Did I write a short story with a moment that changed everything? I wonder. Did something change? I suppose it did. Do you feel better? I'm still here.
I feel myself more willing to lead a double life. It's where it's been headed, it seems. It never was that way with me. Art is what makes life bearable. Art or artifice. I cannot escape - cannot think of a way to escape that is - the lot I'm in right now.
I'm not content, not at all. And yet I don't know that I would wish to re-invent myself and come back as a content person, content with all the rules, and with operating within them. There is some lack of imagination there, or so I perceive, that I cannot see giving up, not without cost to my essential sense of who I am. I see dogwalkers at the park every day. They look so content, so settled in their ways, happy. They don't exude "dream" to me. Am I wrong about them? Who knows. Perhaps.
I've tried my hand at another short-short and as usual it's plotfree, the lovers get straight to it, there's no tension really, just plenty of well, you know, although to make the time go by, I find myself (as Nabokov prescribed) trying to caress the details. Today, pale blue toile window coverings, a breakfast.
The room I describe is a room I actually once spent a night in (by myself), a very strange night that's haunted my imagination since. It's nice for me to conjure details of it again in a completely different context.
The other day I was walking up Warren Street looking in shop & gallery windows and wished so much that I could somehow rub a tarnished vessel and make you appear right in front of me.
So it is nice to think about that beautifully furnished little room at the top of the house & to conjure you there with me too, though the house owner - who, as far as I know, could not be nicer and very kindly put me up for the night (no, I wasn't incapacitated or passed out drunk, not at all - but I was stranded) - is gone, at least from my little short fictions - he's the "Master" traveling in Europe.
I am glad I had twenty happy years with D. But now we're not happy with each other at all. He is not the man I fell in love with and married. And now (no, not now, over a long period, by degrees) I've left him, in my mind, my heart, if not corporeally. I cannot go back. It simply won't happen. I cannot will it to happen. I know how bad it "looks" that he (grudgingly) goes out and works, while I sit around blogging, writing fieldspun porn to a stranger I have purportedly met - as he has intimated - whose identity I guess at and feel fairly sure (since I don't meet many people) - and yet cannot be certain.
One is supposed to be happy with what one has, not wish for more, or at least not wish for the unattainable. I had twenty years like that. I can't say that I was "happy" - I had all kinds of problems and frustrations - but I was very, very happy with D, and that was an abiding comfort & constancy. It simply wasn't an issue. I thought I would love him forever & ever, case closed. Now that that isn't the case, it's a real problem, has become one.
Right now we have the sort of marriage where we live as estranged housemates.

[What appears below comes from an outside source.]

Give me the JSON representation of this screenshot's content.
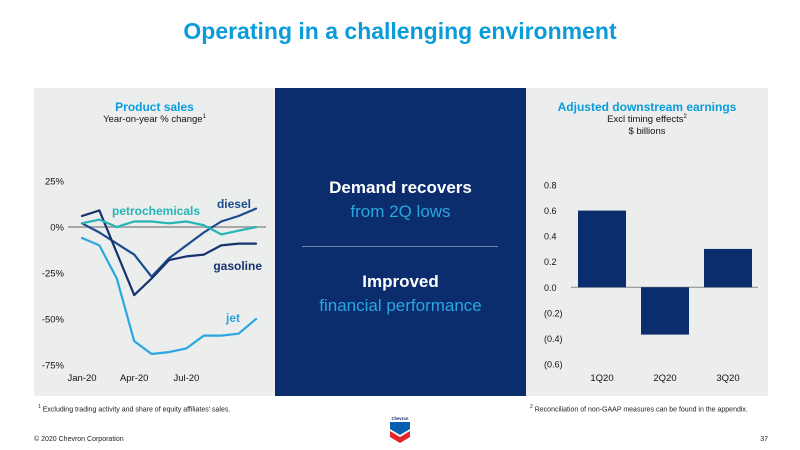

We're on speaking terms everyday, he tries to make ends meet, I keep him in meals, we coordinate together after a fashion. We share the same bed now, after not having done so for very many months, but haven't touched (let alone kissed, or hugged) once since. Our cats sleep with us, they're the ones who bundle against us. I lie awake, dreaming up impossibly sexy scenarios with a stranger whom I've run into a couple of times - if it's even him.

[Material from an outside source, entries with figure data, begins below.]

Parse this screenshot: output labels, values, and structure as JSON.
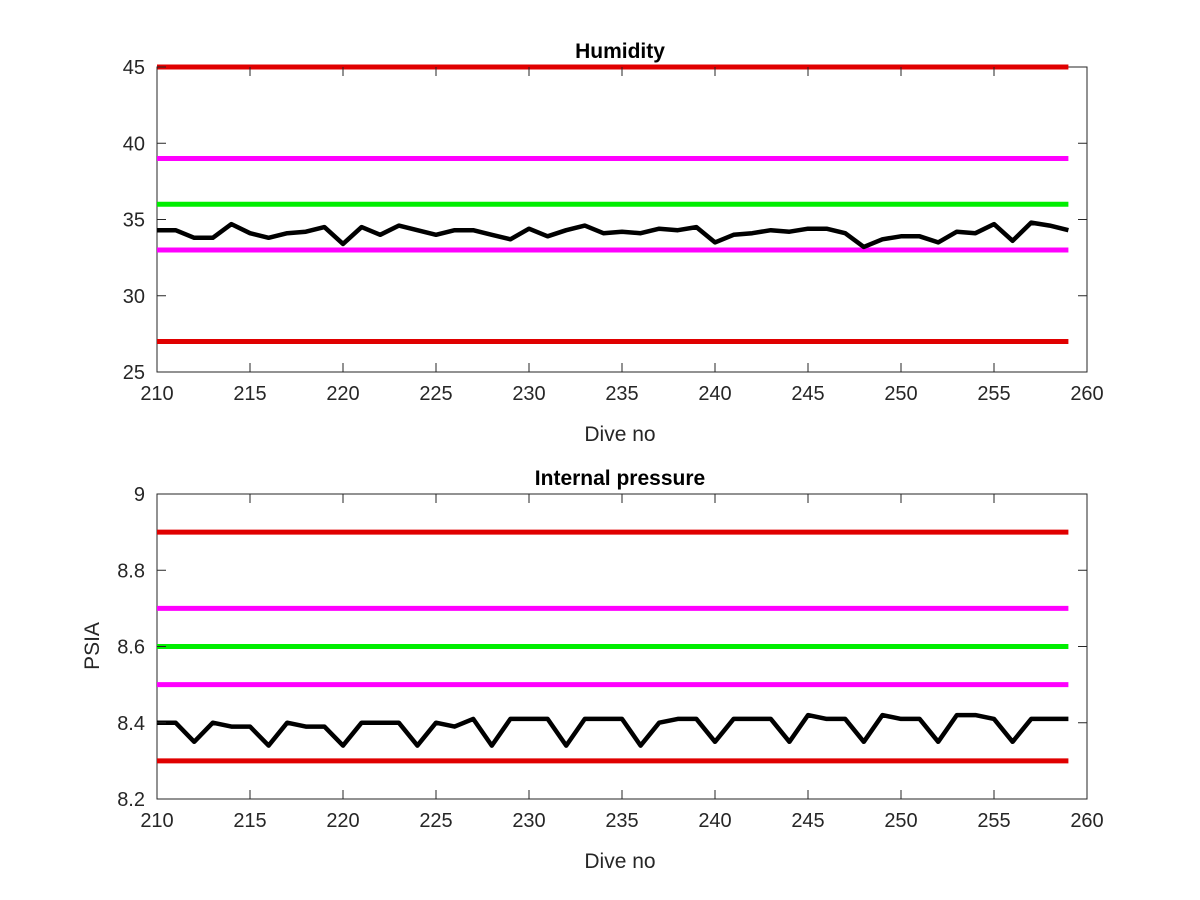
{
  "chart_data": [
    {
      "type": "line",
      "title": "Humidity",
      "xlabel": "Dive no",
      "ylabel": "",
      "xlim": [
        210,
        260
      ],
      "ylim": [
        25,
        45
      ],
      "xticks": [
        210,
        215,
        220,
        225,
        230,
        235,
        240,
        245,
        250,
        255,
        260
      ],
      "yticks": [
        25,
        30,
        35,
        40,
        45
      ],
      "grid": false,
      "thresholds": [
        {
          "value": 45,
          "color": "#e00000"
        },
        {
          "value": 39,
          "color": "#ff00ff"
        },
        {
          "value": 36,
          "color": "#00ee00"
        },
        {
          "value": 33,
          "color": "#ff00ff"
        },
        {
          "value": 27,
          "color": "#e00000"
        }
      ],
      "series": [
        {
          "color": "#000000",
          "x": [
            210,
            211,
            212,
            213,
            214,
            215,
            216,
            217,
            218,
            219,
            220,
            221,
            222,
            223,
            224,
            225,
            226,
            227,
            228,
            229,
            230,
            231,
            232,
            233,
            234,
            235,
            236,
            237,
            238,
            239,
            240,
            241,
            242,
            243,
            244,
            245,
            246,
            247,
            248,
            249,
            250,
            251,
            252,
            253,
            254,
            255,
            256,
            257,
            258,
            259
          ],
          "values": [
            34.3,
            34.3,
            33.8,
            33.8,
            34.7,
            34.1,
            33.8,
            34.1,
            34.2,
            34.5,
            33.4,
            34.5,
            34.0,
            34.6,
            34.3,
            34.0,
            34.3,
            34.3,
            34.0,
            33.7,
            34.4,
            33.9,
            34.3,
            34.6,
            34.1,
            34.2,
            34.1,
            34.4,
            34.3,
            34.5,
            33.5,
            34.0,
            34.1,
            34.3,
            34.2,
            34.4,
            34.4,
            34.1,
            33.2,
            33.7,
            33.9,
            33.9,
            33.5,
            34.2,
            34.1,
            34.7,
            33.6,
            34.8,
            34.6,
            34.3
          ]
        }
      ]
    },
    {
      "type": "line",
      "title": "Internal pressure",
      "xlabel": "Dive no",
      "ylabel": "PSIA",
      "xlim": [
        210,
        260
      ],
      "ylim": [
        8.2,
        9
      ],
      "xticks": [
        210,
        215,
        220,
        225,
        230,
        235,
        240,
        245,
        250,
        255,
        260
      ],
      "yticks": [
        8.2,
        8.4,
        8.6,
        8.8,
        9
      ],
      "grid": false,
      "thresholds": [
        {
          "value": 8.9,
          "color": "#e00000"
        },
        {
          "value": 8.7,
          "color": "#ff00ff"
        },
        {
          "value": 8.6,
          "color": "#00ee00"
        },
        {
          "value": 8.5,
          "color": "#ff00ff"
        },
        {
          "value": 8.3,
          "color": "#e00000"
        }
      ],
      "series": [
        {
          "color": "#000000",
          "x": [
            210,
            211,
            212,
            213,
            214,
            215,
            216,
            217,
            218,
            219,
            220,
            221,
            222,
            223,
            224,
            225,
            226,
            227,
            228,
            229,
            230,
            231,
            232,
            233,
            234,
            235,
            236,
            237,
            238,
            239,
            240,
            241,
            242,
            243,
            244,
            245,
            246,
            247,
            248,
            249,
            250,
            251,
            252,
            253,
            254,
            255,
            256,
            257,
            258,
            259
          ],
          "values": [
            8.4,
            8.4,
            8.35,
            8.4,
            8.39,
            8.39,
            8.34,
            8.4,
            8.39,
            8.39,
            8.34,
            8.4,
            8.4,
            8.4,
            8.34,
            8.4,
            8.39,
            8.41,
            8.34,
            8.41,
            8.41,
            8.41,
            8.34,
            8.41,
            8.41,
            8.41,
            8.34,
            8.4,
            8.41,
            8.41,
            8.35,
            8.41,
            8.41,
            8.41,
            8.35,
            8.42,
            8.41,
            8.41,
            8.35,
            8.42,
            8.41,
            8.41,
            8.35,
            8.42,
            8.42,
            8.41,
            8.35,
            8.41,
            8.41,
            8.41
          ]
        }
      ]
    }
  ]
}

I'm 51. It's not easy. Sex & death. I never really understood the connection, when it comes up metaphorically. But certainly I get it now. I cannot accept that it is all over for me in that department, that incredibly life-affirming, wonderful, visceral, organic, lipsmacking, slurping, wet department. I was on ice, or dead, or numb, for about the last ten years (previous to the last two when everything in me woke up & I began to transform). I can't just go through menopause and emerge the other side content to walk a dog and live alone or with a sexless stranger. I have simply got to experience that again. And yet mindless, depersonalized sex isn't what I have in mind either. They won't last long or be fulfilling for me. But I do think there might be an interstitial middle ground that I could see happening - someone I have a connection with, but on a part-time lover basis. In other words, I don't feel in a rush to find someone and remarry - but rather - well, see if I can't compartmentalize a bit myself, after all. This is a complete rambling babble, I know. I was never that judgmental to begin with, though I had my deepseated feelings, inclinations. Now that I'm faced with the prospect of it, desiring it, actively seeking it, I understand infidelity in a way I never did for many, many years - simply because I wasn't faced with it. I don't know. I don't know the answer. But if I wrote a short story with a moment that changed everything - that's what this blogging Scheherazade has been wishing, dreaming, longing for, and writing for, for all this time - not provisional reprieve - but deliverance.